Cigarettes make everything smell. My mum smelled of Opium (the perfume, not the drug) and Kent (the brand of smokes, not the county). Had she chucked the weed, I’m sure I’d able to draw on nicer childhood things like apple crumble, heavy knits, the lavender from her garden and Boots hand cream.

Pubs, anyway.

They smell of wet wood, old carpet, beer and chips. This is what I would imagine South Yorkshire would smell like after the recent floods. Oh come on, you have to laugh.

It’s a good idea though. It will discourage those people who aren’t really smokers from having the occasional cigarette with their drinking buddies. I wonder if there’s such as thing as social cancer?

I think I’ve just revealed that I am very cheap. I’m sure the bar in the Novotel smells of French hostesses and chilled Muscadet (which are also permeations of a good night out), but I wouldn’t know, because I sometimes duck into Wetherspoons for a cheeky pint at lunchtime.

Having kids means most of my pub time is taken up in the evening, and where I work there’s a big divide between the nasty old boy pubs and the gastro-pubs, and sometimes I don’t feel like paying £12 for a plate of butternut squash risotto with a cranberry jus. Or coulis. Or whatever the fuck that it is.

Sometimes I just want a pint of Stella and a bowl of good chips.

 

Tomorrow you’ve got the Midweek Book, an audio post and arguably (meaning “I can’t remember”) a This Is This first. I’ll try it for a month and see how it goes. If you like the idea, send it round - I can’t reckon the currency in doing it if too many people aren’t getting kicks, because all this stuff takes time and effort and I’ve only got so much of either.

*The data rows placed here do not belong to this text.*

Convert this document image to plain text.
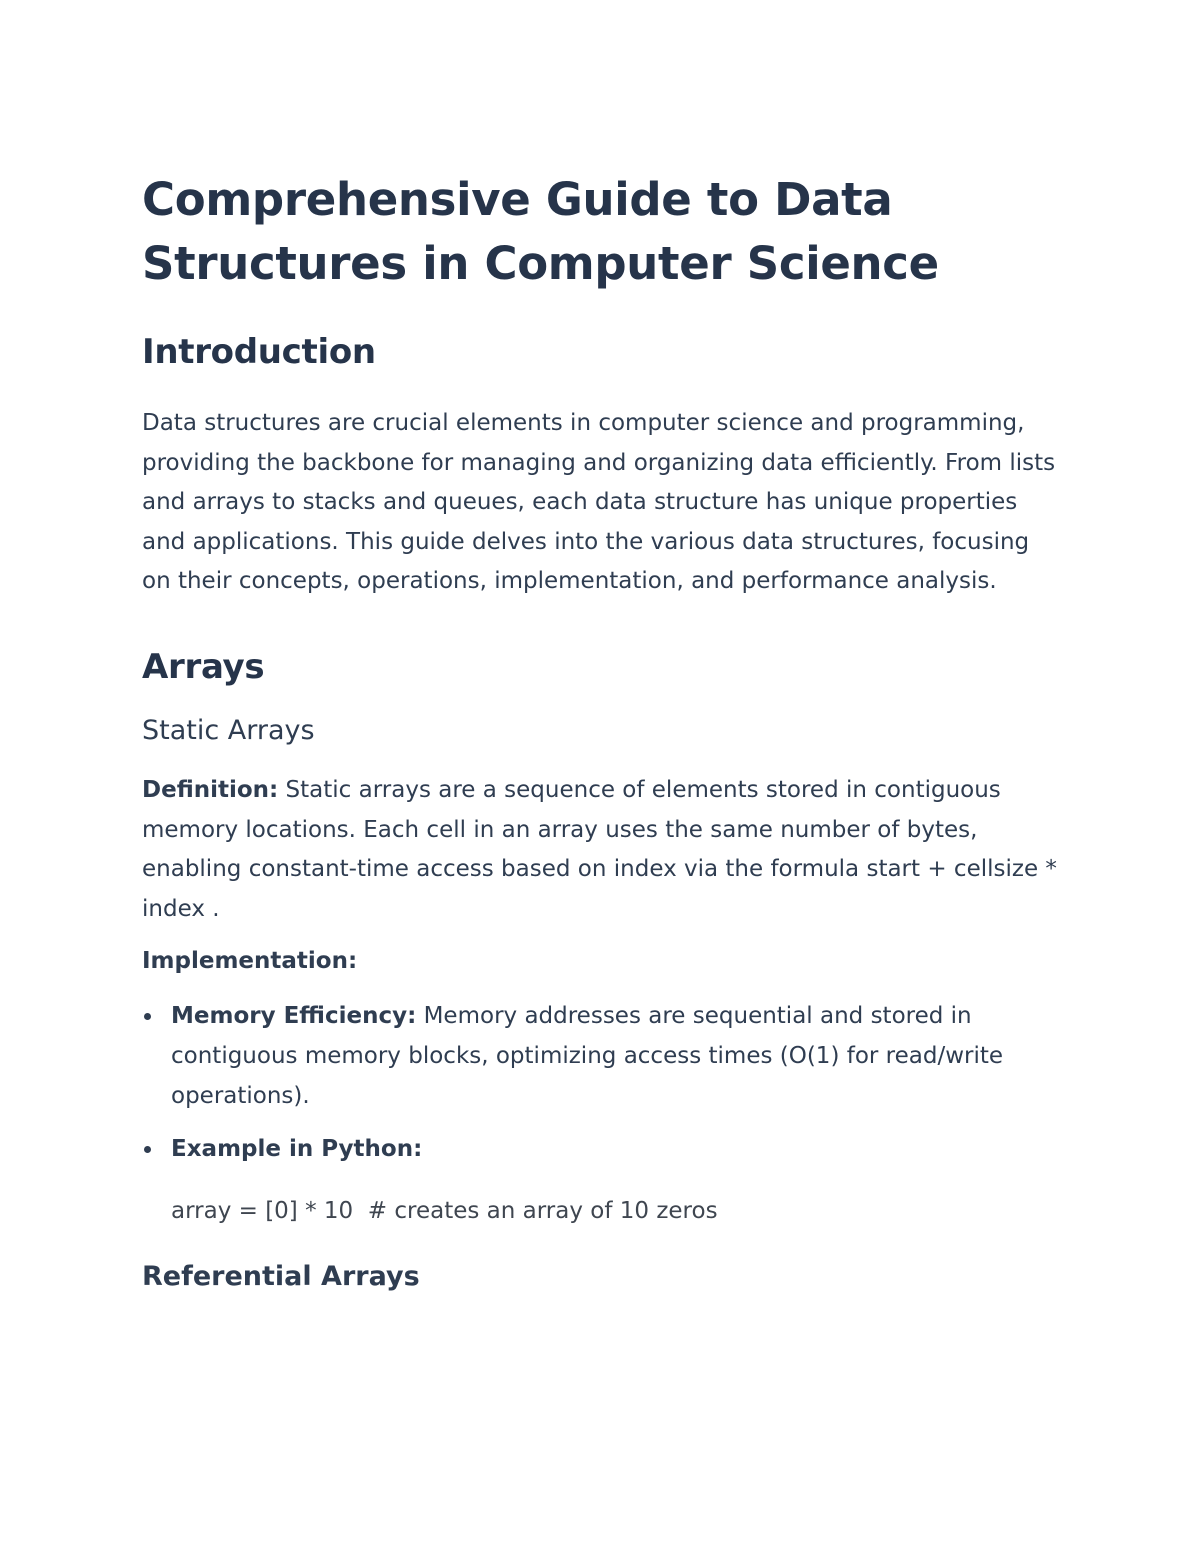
Comprehensive Guide to Data Structures in Computer Science
Introduction

Data structures are crucial elements in computer science and programming, providing the backbone for managing and organizing data efficiently. From lists and arrays to stacks and queues, each data structure has unique properties and applications. This guide delves into the various data structures, focusing on their concepts, operations, implementation, and performance analysis.

Arrays
Static Arrays

Definition: Static arrays are a sequence of elements stored in contiguous memory locations. Each cell in an array uses the same number of bytes, enabling constant-time access based on index via the formula start + cellsize * index .

Implementation:

Memory Efficiency: Memory addresses are sequential and stored in contiguous memory blocks, optimizing access times (O(1) for read/write operations).
Example in Python:
array = [0] * 10  # creates an array of 10 zeros
Referential Arrays
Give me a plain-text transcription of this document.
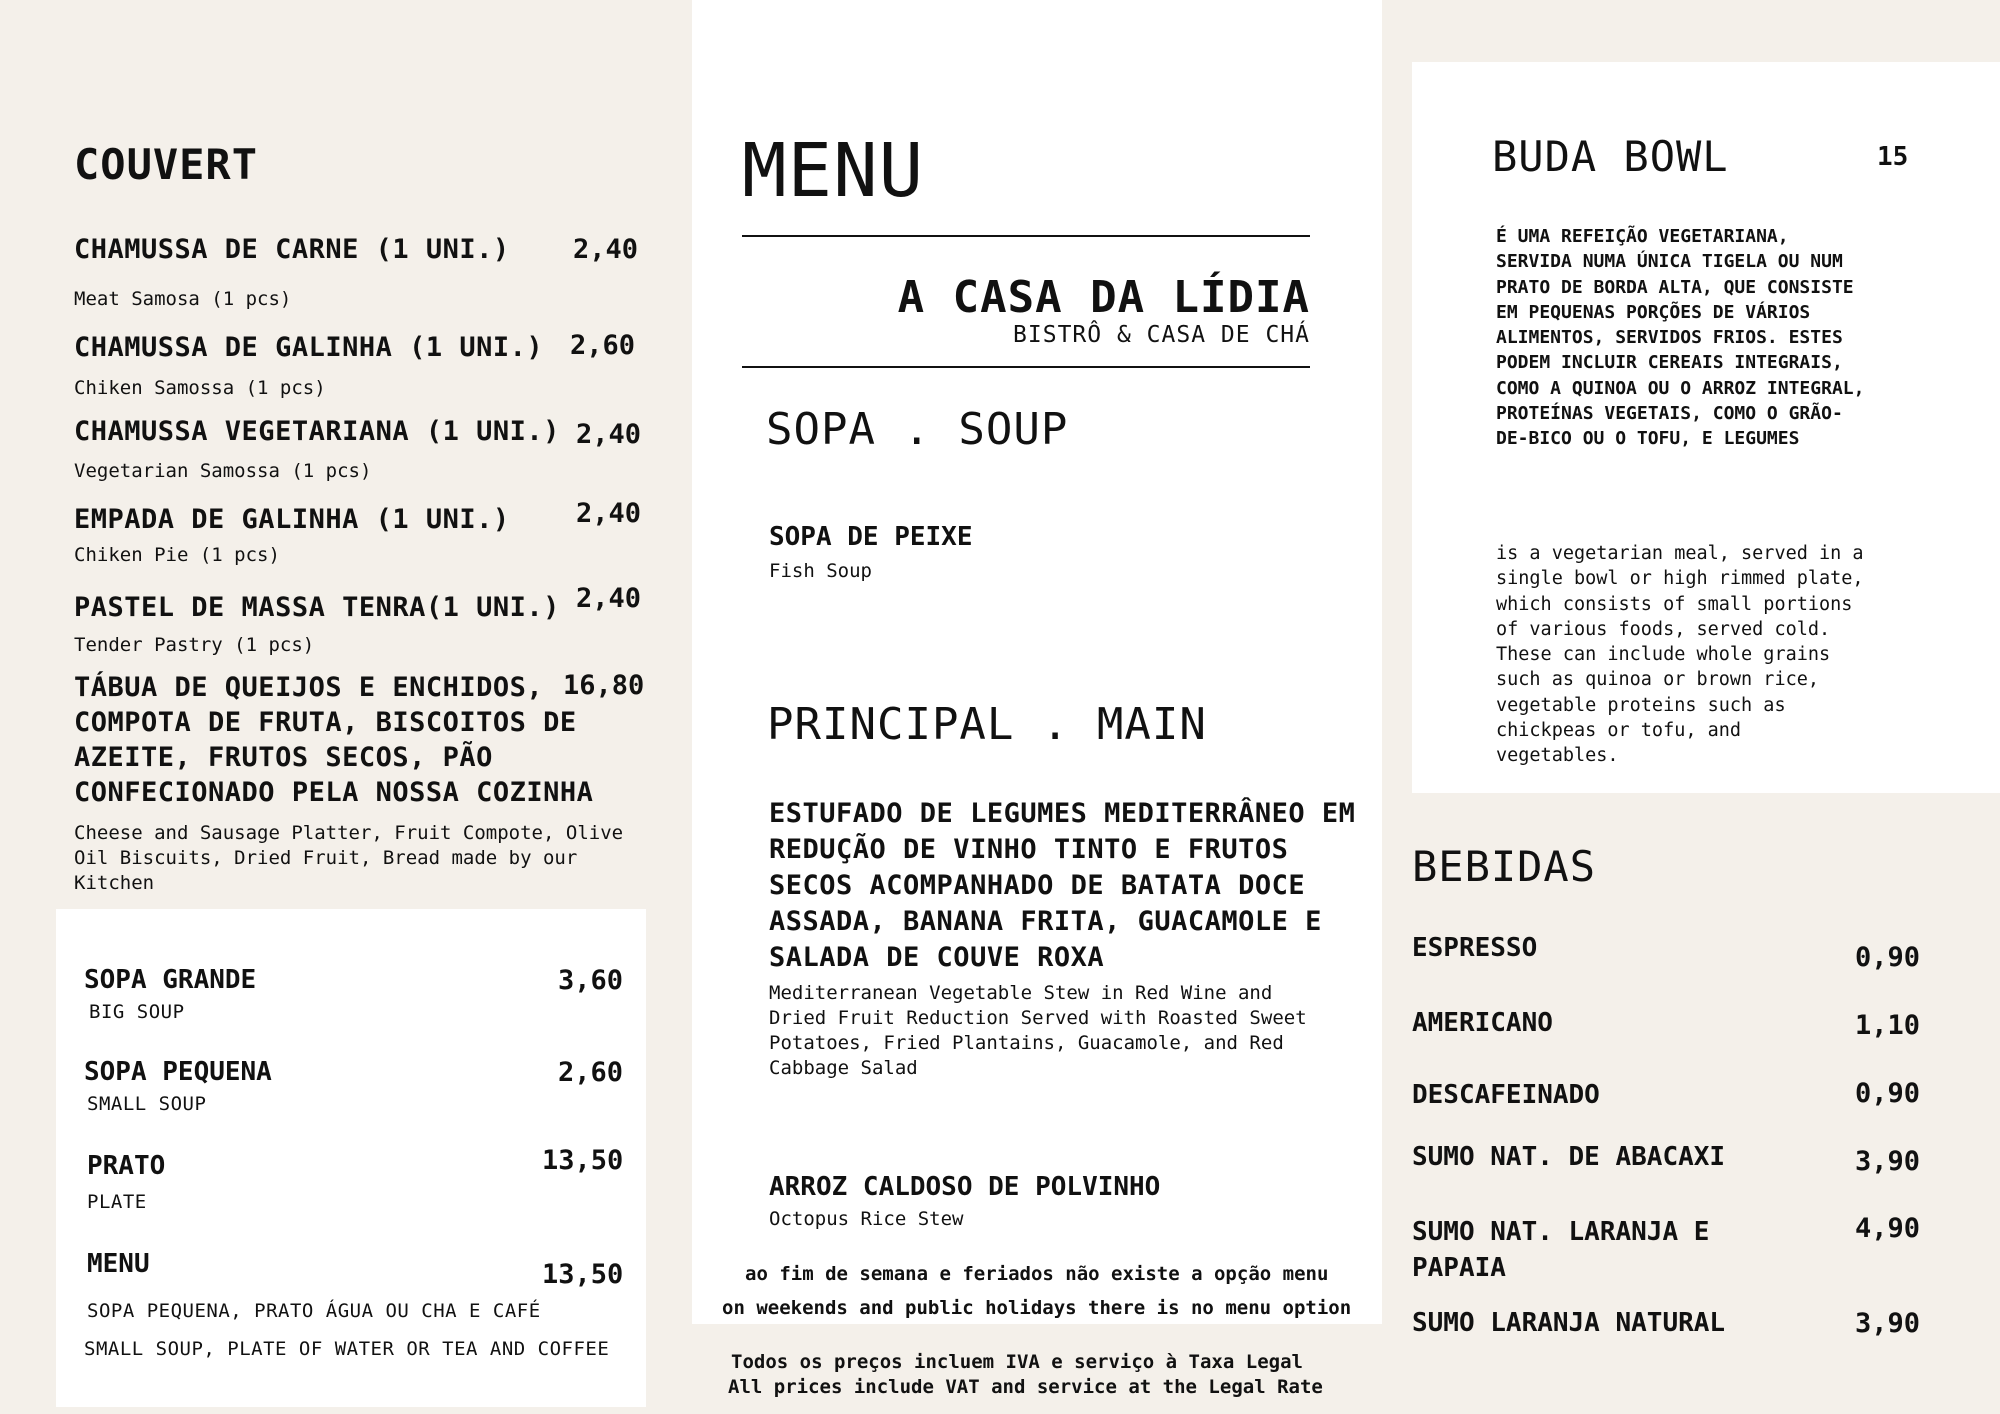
COUVERT
CHAMUSSA DE CARNE (1 UNI.) 2,40
Meat Samosa (1 pcs)
CHAMUSSA DE GALINHA (1 UNI.) 2,60
Chiken Samossa (1 pcs)
CHAMUSSA VEGETARIANA (1 UNI.) 2,40
Vegetarian Samossa (1 pcs)
EMPADA DE GALINHA (1 UNI.) 2,40
Chiken Pie (1 pcs)
PASTEL DE MASSA TENRA(1 UNI.) 2,40
Tender Pastry (1 pcs)
TÁBUA DE QUEIJOS E ENCHIDOS, COMPOTA DE FRUTA, BISCOITOS DE AZEITE, FRUTOS SECOS, PÃO CONFECIONADO PELA NOSSA COZINHA
16,80
Cheese and Sausage Platter, Fruit Compote, Olive Oil Biscuits, Dried Fruit, Bread made by our Kitchen
SOPA GRANDE	3,60
BIG SOUP
SOPA PEQUENA	2,60
SMALL SOUP
PRATO	13,50
PLATE
MENU	13,50
SOPA PEQUENA, PRATO ÁGUA OU CHA E CAFÉ
SMALL SOUP, PLATE OF WATER OR TEA AND COFFEE
MENU
A CASA DA LÍDIA
BISTRÔ & CASA DE CHÁ
SOPA . SOUP
SOPA DE PEIXE
Fish Soup
PRINCIPAL . MAIN
ESTUFADO DE LEGUMES MEDITERRÂNEO EM REDUÇÃO DE VINHO TINTO E FRUTOS SECOS ACOMPANHADO DE BATATA DOCE ASSADA, BANANA FRITA, GUACAMOLE E SALADA DE COUVE ROXA
Mediterranean Vegetable Stew in Red Wine and Dried Fruit Reduction Served with Roasted Sweet Potatoes, Fried Plantains, Guacamole, and Red Cabbage Salad
ARROZ CALDOSO DE POLVINHO
Octopus Rice Stew
ao fim de semana e feriados não existe a opção menu
on weekends and public holidays there is no menu option
Todos os preços incluem IVA e serviço à Taxa Legal
All prices include VAT and service at the Legal Rate
BUDA BOWL	15
É UMA REFEIÇÃO VEGETARIANA, SERVIDA NUMA ÚNICA TIGELA OU NUM PRATO DE BORDA ALTA, QUE CONSISTE EM PEQUENAS PORÇÕES DE VÁRIOS ALIMENTOS, SERVIDOS FRIOS. ESTES PODEM INCLUIR CEREAIS INTEGRAIS, COMO A QUINOA OU O ARROZ INTEGRAL, PROTEÍNAS VEGETAIS, COMO O GRÃO-DE-BICO OU O TOFU, E LEGUMES
is a vegetarian meal, served in a single bowl or high rimmed plate, which consists of small portions of various foods, served cold. These can include whole grains such as quinoa or brown rice, vegetable proteins such as chickpeas or tofu, and vegetables.
BEBIDAS
ESPRESSO	0,90
AMERICANO	1,10
DESCAFEINADO	0,90
SUMO NAT. DE ABACAXI	3,90
SUMO NAT. LARANJA E PAPAIA
4,90
SUMO LARANJA NATURAL	3,90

But I know you’re going to love tomorrow’s post. You have one day to find some headphones and the rest of your life to listen.

10 Responses to “That Pub Smell”

  1. Wendy Says:

    And don’t forget rancid bo(d)y odour that’s also suddenly become more noticable in our pubs.

  2. Cliff Says:

    You’re a bad (w)omen.

  3. James Says:

    Maybe there is a business to be had in selling ’smoke smelling’ air freshners to pubs to return them back to their natural smell.

  4. Kathryn Says:

    Yeah, pubs smell. But you’re not gonna stop going to ‘em are ya? Are ya?

    Oh, Wetherspoons. Why, oh why, is there no music in them? Is it because it costs money to turn a radio on? Otherwise, yay for cheap chips and beer.

  5. Cliff Says:

    But good chips, yeah? Good and cheap. Actually, Weatherspooneses were bad examples, because they are soulless hovels.

    Also, I could totally stop pubs if I wanted.

  6. Kathryn Says:

    I double dog dare ya.

  7. Ed R Says:

    Be a piece of cake for me to stop pubbing.

  8. FB Says:

    Is it wrong that I now really would like a butternut squash risotto with cranberry coulis? It sounds lovely.

    Maybe pub owners could now just wash the carpets once in a while?

  9. Cliff Says:

    Actually, risotto is a bad example, because it is tasty.

  10. Tom Says:

    There’s (m)an awful smell in American pubs, too.